I recently almost fell on a tram as it accelerated suddenly; my arm reached out for a stanchion that was out of my vision, so rapidly I wasn't aware of what I was doing before it had happened. All of this occurred using subconscious processes, based on a non-physical internal mental model of something I literally couldn't see at the moment it happened. Consciousness is over-rated; I believe Thomas Metzinger's work on consciousness (specifically, the illusion of consciousness) captures something really important about the nature of how our minds really work.
2026iknewit
The Input of an LLM is real data. The n-dimensional space an LLM works in is a reflection of this. Statistical probably speaking there should be a way of knowing when an LLM is confident vs. when not.
This type of research is absolut valid.
An LLM is not just hallucinate.
eurekin
We are in the vibe science era, it seems
GaggiX
The people talking about semantics in the comment section seems to completely ignore the positive correlation of LLMs between accuracy and stated confidence, this is called calibration and this "old" blog post from a year ago already showed it, LLMs can know what they know: https://openai.com/index/introducing-simpleqa/
LLMs don't "hallucinate" or "lie." They have no intent. They're Weighted Random Word Generator Machines. They're train mathematically to create series of tokens. Whenever they get something "right," it's literally by accident. If you get that rate of accidental rightness up to 80%, and people suddenly thing the random word generator is some kind of oracle. It's not. It's a large model with an embedded space, tokens and a whole series of computationally expensive perceptron and attention blocks that generate output.

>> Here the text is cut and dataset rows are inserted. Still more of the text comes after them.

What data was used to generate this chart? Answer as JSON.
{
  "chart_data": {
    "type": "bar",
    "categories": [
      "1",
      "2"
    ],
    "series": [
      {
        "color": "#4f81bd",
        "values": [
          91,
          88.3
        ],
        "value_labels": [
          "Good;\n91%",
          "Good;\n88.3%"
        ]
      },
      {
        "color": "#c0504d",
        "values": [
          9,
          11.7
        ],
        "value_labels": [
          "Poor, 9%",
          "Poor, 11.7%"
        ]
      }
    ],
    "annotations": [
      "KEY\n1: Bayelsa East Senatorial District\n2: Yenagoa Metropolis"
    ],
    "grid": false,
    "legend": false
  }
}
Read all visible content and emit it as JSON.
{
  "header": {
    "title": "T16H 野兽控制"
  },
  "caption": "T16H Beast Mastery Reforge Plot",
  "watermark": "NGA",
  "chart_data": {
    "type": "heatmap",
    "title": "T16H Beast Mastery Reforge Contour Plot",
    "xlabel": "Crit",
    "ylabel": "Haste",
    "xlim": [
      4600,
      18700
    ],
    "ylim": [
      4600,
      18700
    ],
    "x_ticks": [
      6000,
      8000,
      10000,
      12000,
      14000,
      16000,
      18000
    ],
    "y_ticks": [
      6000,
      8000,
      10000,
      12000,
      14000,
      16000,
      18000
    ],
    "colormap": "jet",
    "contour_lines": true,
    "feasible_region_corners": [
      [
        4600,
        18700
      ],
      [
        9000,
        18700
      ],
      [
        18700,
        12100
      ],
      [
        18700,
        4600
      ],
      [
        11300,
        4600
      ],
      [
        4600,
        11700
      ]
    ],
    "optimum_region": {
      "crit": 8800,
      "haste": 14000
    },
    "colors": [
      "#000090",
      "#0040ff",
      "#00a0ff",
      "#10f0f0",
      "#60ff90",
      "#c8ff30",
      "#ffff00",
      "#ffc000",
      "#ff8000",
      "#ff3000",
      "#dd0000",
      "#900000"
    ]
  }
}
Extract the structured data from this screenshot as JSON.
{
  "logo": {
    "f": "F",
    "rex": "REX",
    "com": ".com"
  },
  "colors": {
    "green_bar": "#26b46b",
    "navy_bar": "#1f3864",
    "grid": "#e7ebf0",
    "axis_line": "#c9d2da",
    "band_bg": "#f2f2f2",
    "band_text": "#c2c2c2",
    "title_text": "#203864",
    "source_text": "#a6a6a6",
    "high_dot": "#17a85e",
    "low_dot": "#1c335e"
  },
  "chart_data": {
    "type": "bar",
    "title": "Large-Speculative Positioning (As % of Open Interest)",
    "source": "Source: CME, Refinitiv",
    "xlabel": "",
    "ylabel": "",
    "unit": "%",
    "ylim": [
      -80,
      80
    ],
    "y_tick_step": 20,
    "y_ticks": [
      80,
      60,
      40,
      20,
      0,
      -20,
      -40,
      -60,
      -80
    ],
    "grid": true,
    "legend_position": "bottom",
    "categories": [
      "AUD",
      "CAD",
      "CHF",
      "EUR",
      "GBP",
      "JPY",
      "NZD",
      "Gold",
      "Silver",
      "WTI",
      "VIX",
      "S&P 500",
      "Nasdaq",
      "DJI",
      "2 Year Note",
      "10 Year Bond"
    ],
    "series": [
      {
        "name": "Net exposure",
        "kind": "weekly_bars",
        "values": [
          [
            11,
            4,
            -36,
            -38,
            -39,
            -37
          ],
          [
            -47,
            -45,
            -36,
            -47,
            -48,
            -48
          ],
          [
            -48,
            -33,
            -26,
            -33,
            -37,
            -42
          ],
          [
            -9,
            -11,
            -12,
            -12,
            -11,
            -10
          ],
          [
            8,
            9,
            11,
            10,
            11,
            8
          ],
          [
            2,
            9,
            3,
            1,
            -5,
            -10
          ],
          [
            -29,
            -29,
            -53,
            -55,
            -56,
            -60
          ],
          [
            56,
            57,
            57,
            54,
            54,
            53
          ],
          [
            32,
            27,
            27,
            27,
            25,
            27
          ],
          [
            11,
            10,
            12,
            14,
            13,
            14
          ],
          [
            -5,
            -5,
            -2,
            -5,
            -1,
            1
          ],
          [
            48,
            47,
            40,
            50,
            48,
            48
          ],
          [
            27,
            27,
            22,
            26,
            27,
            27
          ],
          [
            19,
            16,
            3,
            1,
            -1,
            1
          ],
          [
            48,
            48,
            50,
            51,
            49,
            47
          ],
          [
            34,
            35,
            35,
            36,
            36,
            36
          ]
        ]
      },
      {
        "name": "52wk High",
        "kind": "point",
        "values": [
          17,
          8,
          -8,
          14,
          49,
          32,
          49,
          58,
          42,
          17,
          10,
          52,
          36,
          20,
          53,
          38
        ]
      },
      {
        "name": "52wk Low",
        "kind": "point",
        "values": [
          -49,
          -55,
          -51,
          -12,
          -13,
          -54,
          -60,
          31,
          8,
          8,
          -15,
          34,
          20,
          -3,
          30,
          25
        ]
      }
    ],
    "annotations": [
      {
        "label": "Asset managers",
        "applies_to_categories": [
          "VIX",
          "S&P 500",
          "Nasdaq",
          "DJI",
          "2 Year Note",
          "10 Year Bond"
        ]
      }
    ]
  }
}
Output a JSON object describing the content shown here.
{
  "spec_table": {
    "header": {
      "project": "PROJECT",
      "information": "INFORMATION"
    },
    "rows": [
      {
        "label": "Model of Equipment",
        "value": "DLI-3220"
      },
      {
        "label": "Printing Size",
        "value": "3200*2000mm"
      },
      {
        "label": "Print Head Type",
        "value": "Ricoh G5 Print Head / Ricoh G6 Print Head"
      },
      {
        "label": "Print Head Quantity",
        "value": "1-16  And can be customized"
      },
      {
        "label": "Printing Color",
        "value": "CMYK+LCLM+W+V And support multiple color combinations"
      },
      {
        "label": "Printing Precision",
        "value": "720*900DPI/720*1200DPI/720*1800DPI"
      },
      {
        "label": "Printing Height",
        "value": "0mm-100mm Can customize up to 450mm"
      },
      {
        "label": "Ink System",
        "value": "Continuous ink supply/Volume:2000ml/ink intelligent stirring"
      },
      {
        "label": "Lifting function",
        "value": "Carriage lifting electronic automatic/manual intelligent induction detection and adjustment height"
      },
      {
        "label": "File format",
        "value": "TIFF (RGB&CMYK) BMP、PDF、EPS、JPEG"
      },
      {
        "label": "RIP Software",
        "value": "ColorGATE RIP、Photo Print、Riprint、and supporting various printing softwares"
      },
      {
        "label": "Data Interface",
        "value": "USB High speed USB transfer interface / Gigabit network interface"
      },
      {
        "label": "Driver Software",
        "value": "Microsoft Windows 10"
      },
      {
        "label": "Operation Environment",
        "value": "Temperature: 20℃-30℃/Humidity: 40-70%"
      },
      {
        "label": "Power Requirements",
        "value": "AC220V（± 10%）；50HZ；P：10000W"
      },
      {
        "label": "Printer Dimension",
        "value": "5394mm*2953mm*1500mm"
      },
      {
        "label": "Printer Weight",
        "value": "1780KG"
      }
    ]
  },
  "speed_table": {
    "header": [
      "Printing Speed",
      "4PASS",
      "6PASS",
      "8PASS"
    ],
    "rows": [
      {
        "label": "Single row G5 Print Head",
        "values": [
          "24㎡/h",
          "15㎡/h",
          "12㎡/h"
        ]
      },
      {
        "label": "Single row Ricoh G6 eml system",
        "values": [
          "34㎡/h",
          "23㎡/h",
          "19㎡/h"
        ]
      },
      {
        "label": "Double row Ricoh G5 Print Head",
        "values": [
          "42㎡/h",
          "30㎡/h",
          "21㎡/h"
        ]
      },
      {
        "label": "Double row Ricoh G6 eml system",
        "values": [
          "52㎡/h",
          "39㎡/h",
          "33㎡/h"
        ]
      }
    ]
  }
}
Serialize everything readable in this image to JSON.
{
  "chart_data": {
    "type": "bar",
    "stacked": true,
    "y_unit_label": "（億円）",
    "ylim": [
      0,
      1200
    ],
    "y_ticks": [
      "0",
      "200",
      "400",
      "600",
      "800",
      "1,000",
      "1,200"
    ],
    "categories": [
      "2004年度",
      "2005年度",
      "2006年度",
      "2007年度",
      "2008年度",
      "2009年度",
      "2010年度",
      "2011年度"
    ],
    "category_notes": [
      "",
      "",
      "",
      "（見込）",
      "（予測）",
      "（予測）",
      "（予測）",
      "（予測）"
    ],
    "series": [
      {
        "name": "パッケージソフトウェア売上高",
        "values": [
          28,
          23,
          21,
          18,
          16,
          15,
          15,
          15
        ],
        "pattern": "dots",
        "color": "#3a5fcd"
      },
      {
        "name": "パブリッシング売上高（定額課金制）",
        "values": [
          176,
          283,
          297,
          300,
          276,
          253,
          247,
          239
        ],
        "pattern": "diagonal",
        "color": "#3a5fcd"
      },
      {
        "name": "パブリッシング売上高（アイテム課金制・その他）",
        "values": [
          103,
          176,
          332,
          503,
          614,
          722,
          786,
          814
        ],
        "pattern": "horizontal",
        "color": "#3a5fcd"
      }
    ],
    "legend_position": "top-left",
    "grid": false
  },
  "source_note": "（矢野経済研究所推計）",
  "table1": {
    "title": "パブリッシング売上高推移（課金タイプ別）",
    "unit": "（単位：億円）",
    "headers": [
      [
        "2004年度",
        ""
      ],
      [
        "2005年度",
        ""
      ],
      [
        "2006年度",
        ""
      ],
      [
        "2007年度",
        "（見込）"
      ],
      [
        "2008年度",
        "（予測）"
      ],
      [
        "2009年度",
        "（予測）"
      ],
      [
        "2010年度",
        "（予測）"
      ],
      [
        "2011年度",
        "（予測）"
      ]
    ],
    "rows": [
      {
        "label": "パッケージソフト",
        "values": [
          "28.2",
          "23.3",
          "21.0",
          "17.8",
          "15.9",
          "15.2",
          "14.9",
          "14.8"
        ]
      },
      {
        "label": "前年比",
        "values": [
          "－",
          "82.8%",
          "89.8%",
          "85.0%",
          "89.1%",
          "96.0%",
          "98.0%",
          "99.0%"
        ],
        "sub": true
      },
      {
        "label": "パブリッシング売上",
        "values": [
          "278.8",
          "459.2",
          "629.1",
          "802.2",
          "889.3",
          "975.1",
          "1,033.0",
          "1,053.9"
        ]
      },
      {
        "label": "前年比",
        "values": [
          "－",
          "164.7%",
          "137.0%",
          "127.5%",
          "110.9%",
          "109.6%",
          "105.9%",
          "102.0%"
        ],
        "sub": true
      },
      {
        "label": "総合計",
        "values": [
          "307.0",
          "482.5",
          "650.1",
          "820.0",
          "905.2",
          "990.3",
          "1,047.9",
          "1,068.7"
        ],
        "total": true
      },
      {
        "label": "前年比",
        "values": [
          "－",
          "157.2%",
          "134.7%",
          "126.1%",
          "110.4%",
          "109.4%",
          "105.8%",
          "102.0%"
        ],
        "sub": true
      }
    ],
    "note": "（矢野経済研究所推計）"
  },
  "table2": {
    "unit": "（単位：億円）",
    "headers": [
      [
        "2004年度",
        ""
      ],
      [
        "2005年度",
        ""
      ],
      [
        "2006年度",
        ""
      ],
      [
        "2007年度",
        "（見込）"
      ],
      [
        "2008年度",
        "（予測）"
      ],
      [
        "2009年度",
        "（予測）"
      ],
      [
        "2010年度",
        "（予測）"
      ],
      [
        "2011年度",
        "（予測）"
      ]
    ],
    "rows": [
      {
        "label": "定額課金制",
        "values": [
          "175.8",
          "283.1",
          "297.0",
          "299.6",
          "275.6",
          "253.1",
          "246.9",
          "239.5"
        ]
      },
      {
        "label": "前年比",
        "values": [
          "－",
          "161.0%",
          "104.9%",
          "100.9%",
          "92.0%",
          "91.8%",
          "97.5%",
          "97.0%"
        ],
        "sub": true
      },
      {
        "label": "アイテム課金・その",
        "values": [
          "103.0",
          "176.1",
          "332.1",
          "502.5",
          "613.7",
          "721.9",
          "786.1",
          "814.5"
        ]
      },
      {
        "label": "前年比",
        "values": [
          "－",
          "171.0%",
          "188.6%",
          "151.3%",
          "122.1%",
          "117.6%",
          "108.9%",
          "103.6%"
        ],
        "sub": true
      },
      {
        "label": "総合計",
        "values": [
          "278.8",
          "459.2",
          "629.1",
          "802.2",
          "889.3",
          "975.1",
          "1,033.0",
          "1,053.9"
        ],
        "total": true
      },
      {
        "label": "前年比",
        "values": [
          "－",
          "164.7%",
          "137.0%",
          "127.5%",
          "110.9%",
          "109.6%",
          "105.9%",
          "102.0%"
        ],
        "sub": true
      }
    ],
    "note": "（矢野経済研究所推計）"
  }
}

The title/introduction is very baited, because it implies some "physical" connection to hallucinations in biological organism, but it's focused on trying to single out certain parts of the model. LLMs are absolutely nothing at all like a biological system, of which our brains are orders of magnitudes more complex than the machines we've built that we no longer fully understand. Believing in these LLMs as being some next stage in understanding intelligence is hubris.